The campaign, and the rank and file uproar, seems to be making the ALP re-consider the pre-selection process but the underlying problems still persist.
The Matthews letter says: “Current circumstances call for a response such as that of UK Labour Leader Hugh Gaitskell (Mathews is also a keen student of Labor history and named one of his sons Keir) in addressing his party’s 1960 conference: ‘There are some of us who will fight, and fight, and fight again, to save the party we love. We will fight, and fight, and fight again, to bring back sanity and honesty and dignity, so that our party – with its great past – may retain its glory and its greatness’.”
“A resolutely independent ‘third force’ of unaligned or factionally disaffected branch and affiliated union members is required, such as last secured the reform and renewal of the party in 1970, and thereby paved the way for its return to office under Whitlam’s leadership two years later.

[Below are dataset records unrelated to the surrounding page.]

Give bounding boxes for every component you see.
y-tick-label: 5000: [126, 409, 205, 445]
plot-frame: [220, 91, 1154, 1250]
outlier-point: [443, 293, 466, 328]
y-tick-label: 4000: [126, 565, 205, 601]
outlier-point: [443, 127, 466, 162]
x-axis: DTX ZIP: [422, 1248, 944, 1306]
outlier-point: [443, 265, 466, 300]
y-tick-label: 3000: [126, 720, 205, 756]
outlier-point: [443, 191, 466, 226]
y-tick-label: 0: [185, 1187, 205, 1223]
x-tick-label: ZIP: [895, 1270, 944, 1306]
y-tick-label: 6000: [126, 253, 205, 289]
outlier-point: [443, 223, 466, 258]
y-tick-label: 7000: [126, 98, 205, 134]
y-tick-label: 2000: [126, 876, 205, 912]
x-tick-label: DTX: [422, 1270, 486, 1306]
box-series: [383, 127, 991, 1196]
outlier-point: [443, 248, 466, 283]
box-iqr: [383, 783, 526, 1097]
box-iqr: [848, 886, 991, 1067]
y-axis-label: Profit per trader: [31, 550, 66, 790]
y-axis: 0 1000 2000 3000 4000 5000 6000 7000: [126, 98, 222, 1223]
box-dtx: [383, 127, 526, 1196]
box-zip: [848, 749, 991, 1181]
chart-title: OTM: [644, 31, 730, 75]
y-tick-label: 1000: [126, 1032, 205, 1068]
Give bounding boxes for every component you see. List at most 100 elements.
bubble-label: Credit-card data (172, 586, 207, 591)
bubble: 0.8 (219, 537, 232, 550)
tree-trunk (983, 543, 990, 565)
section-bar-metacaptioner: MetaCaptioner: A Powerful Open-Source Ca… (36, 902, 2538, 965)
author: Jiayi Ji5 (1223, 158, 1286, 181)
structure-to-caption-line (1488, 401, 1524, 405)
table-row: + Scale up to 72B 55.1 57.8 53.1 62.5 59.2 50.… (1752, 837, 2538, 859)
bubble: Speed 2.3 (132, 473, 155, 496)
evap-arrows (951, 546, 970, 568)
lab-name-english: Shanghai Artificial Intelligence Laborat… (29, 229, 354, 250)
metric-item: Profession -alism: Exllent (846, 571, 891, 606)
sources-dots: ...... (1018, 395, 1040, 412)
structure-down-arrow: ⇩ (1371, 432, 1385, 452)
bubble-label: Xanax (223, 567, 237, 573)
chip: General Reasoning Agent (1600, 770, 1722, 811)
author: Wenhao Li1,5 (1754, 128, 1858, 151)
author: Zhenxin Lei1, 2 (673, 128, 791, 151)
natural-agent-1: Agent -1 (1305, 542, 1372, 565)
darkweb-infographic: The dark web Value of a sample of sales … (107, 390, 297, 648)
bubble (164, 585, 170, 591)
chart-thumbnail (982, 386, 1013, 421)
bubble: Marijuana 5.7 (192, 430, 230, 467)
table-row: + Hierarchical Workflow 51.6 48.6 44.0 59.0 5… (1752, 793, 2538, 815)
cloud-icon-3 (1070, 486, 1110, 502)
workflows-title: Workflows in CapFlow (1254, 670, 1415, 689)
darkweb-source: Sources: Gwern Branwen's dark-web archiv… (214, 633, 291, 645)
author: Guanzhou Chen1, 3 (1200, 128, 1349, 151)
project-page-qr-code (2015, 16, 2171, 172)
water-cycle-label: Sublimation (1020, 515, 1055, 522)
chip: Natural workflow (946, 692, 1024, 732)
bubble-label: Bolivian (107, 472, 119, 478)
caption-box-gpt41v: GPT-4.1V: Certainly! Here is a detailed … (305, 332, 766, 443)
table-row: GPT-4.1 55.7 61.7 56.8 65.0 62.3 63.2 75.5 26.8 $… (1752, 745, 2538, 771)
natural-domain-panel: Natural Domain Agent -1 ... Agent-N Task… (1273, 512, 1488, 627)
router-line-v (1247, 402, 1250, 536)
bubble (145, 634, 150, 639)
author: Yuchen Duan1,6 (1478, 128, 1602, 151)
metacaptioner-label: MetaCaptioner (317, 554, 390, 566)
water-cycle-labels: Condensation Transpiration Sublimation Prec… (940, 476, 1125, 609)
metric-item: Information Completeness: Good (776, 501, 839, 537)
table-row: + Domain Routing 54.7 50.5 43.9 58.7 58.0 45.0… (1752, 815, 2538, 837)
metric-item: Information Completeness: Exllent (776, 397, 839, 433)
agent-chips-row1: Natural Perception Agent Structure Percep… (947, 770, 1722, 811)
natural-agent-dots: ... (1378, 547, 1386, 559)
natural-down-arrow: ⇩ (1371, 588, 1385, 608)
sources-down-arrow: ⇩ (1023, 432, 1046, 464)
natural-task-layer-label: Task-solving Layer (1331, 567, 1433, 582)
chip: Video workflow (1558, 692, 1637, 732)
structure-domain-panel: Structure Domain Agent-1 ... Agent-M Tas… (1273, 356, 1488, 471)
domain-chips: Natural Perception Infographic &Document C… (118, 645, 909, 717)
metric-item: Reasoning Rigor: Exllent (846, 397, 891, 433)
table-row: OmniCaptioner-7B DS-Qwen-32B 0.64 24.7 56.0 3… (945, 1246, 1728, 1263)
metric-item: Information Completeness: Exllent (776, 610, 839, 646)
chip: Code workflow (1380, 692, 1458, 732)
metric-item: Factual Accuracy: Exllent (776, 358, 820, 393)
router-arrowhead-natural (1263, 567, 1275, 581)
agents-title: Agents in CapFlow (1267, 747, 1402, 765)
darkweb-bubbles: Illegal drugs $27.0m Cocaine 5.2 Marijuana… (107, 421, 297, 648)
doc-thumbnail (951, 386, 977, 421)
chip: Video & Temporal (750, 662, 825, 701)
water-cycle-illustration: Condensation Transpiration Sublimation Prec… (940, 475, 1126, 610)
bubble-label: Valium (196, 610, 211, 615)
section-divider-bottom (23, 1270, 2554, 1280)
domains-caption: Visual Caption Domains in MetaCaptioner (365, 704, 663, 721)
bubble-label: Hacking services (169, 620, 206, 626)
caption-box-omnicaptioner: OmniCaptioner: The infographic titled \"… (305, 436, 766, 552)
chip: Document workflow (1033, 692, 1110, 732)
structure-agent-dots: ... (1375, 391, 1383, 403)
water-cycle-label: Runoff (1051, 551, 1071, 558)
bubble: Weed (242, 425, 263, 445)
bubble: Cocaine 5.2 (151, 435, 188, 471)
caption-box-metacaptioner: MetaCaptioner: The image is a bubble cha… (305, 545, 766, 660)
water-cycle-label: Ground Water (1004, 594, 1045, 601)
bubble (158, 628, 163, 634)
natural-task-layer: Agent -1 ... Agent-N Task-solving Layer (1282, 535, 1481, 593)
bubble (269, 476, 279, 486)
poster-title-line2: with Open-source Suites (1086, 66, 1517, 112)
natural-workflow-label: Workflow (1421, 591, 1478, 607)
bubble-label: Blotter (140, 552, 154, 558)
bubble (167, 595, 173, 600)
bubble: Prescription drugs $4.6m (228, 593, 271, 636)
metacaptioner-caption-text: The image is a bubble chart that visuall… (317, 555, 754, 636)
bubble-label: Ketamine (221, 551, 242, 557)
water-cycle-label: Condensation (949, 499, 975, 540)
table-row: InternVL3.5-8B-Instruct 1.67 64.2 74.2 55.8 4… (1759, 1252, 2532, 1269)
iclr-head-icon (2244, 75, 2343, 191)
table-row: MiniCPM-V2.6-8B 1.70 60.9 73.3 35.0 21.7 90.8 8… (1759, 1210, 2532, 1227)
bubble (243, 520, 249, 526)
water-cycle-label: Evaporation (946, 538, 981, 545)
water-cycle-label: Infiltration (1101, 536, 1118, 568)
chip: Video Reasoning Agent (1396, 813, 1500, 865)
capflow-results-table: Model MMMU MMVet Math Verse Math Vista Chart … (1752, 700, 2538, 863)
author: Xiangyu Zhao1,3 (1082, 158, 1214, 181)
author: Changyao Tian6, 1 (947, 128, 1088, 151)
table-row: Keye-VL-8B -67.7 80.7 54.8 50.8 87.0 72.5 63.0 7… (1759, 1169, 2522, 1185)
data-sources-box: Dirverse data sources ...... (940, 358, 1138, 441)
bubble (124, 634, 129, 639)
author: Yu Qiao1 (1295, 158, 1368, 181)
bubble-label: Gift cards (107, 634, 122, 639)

“The facts speak for themselves. Factional abuses are exemplified by Victoria’s recent round of state seat pre-selections, where a so-called ‘Stability Pact’ between the factions enabled them to divide up the seats to their mutual advantage, irrespective of the party’s best interests or the wishes of local members. The effect of these abuses has been to check the momentum for party democratisation to which the recent parliamentary leadership contest gave rise, and the influx of new and returning members that resulted from it. Failing a significantly larger and younger party membership, promising strategies for greater community outreach and engagement are likely to be undermined.”
If that solution sounds familiar, it is – adding to Whitlam’s points about party, policy and people a fourth arm – community organisation. Significantly it was community outreach, based partly on the Obama campaign, which minimised ALP losses in Sydney western suburbs to the terrible as opposed to the irremediably catastrophic.
The latest push is to try to use the forthcoming ALP Federal Electorate Assembly (which elect ALP Conference delegates) elections to get up unaligned party members who might oppose the factions. In the meantime for all the critics of Brown and Hartley, in between the odd bit of Stalinist organisation, they did believe in things, albeit policies which were unlikely to be popular with the electorate. What their successors believe, other than in factional power, is another question.